Colocou uma mecha do cabelo solto de Victoria atrás de sua orelha. Acariciou a sua bochecha com uma mão, enquanto segurava a mão esquerda de sua filha. Naquele dia, muitos corações em Londres passaram a bater mais rápido. Cada um com o seu próprio motivo - mas o que importava, era que Victoria estava dentre essas pessoas.
O mês estava passando rápido, mas não tanto quanto as fofocas. De alguma forma, acabou sendo de conhecimento popular que em breve haveriam duas pessoas a menos na casa Walford. E no baile daquela noite, dado na casa Pebskry, não se falava de outra coisa. "Você ficou sabendo que a mais velha das Walford abandonará o lar?", era o que mais se ouvia aos arredores do salão.
Seria um de seus últimos bailes em Londres, e ela faria todas aquelas últimas semanas valerem a pena. Junto de sua fiel amiga, as duas esperavam ser as garotas mais deslumbrantes naquele salão, afinal, seus nomes já seriam os mais mencionados de qualquer maneira.

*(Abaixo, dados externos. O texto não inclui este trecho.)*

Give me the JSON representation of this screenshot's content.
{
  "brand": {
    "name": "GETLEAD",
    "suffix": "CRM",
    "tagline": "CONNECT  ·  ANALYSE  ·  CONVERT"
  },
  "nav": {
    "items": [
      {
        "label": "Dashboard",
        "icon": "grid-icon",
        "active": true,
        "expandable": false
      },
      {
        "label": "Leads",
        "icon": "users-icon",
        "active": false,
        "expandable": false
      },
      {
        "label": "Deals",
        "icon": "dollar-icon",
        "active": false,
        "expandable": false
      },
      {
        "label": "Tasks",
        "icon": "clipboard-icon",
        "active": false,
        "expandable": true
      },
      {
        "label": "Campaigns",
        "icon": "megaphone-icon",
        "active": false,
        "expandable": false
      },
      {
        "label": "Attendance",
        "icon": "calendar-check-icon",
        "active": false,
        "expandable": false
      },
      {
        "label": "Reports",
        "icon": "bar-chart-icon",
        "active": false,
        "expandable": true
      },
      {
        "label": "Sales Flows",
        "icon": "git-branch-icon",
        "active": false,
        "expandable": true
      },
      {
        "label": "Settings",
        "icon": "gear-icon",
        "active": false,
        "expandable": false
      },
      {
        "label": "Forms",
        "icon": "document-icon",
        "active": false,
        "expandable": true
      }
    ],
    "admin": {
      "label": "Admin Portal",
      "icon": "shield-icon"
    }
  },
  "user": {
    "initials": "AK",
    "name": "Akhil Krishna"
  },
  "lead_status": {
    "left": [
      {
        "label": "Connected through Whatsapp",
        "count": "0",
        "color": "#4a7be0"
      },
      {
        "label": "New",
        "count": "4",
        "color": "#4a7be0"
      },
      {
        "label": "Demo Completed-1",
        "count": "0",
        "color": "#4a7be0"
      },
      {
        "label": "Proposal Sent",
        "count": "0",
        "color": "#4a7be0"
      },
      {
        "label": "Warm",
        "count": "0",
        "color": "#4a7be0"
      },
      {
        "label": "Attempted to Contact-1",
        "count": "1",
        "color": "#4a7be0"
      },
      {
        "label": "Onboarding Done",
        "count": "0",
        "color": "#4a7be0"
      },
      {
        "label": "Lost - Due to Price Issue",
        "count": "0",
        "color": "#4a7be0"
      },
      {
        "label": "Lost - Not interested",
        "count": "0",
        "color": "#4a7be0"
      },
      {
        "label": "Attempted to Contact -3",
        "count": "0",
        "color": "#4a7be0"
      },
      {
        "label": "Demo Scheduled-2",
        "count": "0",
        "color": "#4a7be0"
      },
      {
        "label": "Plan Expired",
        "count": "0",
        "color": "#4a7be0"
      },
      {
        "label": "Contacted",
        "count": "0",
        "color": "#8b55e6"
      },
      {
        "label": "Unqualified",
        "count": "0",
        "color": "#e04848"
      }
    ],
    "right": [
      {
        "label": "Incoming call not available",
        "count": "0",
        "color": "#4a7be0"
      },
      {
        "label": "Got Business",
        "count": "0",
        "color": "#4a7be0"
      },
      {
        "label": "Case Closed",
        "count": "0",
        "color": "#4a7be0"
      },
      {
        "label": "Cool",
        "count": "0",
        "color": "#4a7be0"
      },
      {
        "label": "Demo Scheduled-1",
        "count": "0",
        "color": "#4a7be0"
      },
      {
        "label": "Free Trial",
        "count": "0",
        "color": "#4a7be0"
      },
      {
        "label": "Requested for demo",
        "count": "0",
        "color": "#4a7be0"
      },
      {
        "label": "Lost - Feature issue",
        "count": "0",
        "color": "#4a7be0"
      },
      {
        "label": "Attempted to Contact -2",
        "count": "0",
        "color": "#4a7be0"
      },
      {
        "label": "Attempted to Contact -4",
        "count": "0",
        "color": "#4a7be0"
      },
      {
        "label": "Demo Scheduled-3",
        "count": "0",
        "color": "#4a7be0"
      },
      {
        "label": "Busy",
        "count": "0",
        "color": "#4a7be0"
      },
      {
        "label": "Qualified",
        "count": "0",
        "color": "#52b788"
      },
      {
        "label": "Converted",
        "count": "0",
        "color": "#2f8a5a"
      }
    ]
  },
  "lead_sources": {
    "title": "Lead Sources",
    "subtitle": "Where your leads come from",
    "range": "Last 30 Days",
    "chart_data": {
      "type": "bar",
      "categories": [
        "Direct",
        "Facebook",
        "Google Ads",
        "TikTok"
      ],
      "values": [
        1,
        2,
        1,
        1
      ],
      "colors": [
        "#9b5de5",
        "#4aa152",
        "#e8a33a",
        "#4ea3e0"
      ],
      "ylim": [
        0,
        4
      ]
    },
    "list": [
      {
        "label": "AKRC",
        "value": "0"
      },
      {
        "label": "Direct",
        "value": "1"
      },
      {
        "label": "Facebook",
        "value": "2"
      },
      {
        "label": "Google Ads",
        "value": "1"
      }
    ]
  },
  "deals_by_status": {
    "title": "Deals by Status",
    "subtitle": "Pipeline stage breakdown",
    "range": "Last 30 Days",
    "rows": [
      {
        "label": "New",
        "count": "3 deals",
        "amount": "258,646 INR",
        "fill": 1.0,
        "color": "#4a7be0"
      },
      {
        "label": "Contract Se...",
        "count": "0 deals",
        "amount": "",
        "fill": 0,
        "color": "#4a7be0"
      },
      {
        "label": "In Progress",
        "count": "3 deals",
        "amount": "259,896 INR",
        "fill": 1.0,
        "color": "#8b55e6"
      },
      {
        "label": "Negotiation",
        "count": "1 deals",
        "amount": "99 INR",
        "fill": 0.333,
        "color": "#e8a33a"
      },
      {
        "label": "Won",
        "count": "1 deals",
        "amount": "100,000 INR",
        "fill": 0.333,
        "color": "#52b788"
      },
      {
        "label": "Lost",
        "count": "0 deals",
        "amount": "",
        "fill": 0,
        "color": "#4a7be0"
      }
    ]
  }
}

- Querida Alice, você está suntuosa com esse vestido. Esse azul lhe cai muito bem. Posso sentir os olhares dos cavalheiros daqui, minha amiga. E sequer já entramos - Victoria mencionou, a olhando.
Alice possuía uma beleza estonteante. Aonde quer que passasse, chamaria a atenção com seus olhos cor-de-mel e seus cabelos pretos e ondulados. Certa vez, sua amiga recebeu um poema onde o cavalheiro mencionava que "amaria se afogar no doce mel de seus olhos e reviver nas ondas obscuras de seus cabelos". Não é preciso dizer que Alice achou belas palavras; todos acharam. Foi descoberto na mesma semana que o tal cavalheiro adaptava o mesmo poema para todas as 8 damas que estava cortejando ao mesmo tempo.
Foi tamanha vergonha, que ele deixara Londres logo em seguida, e sabe se lá por onde se encontra.
- É bondade sua. Também posso sentir os olhares em você. Sua beleza está estonteante - Alice a respondeu, sorrindo e grata pela amiga. Victoria estava trajada em um vestido de musseline rosê, que esvoaçava ao andar.
Seu colo estava desnudo e flores bordadas ligavam um ombro ao outro, de fora a fora. As flores eram todas bordadas com pedras em seus miolos; e além disso, Victoria usava um espartilho para dar mais vida ao vestido. Seu penteado para aquela ocasião deslumbrava o cabelo preso com ondulações na parte traseira de sua cabeça. Victoria era bonita, sim, mesmo rechonchuda. Tinha curvas voluptuosas, curvas essas que havia aprendido a amar depois de muito tempo se observando nos espelhos.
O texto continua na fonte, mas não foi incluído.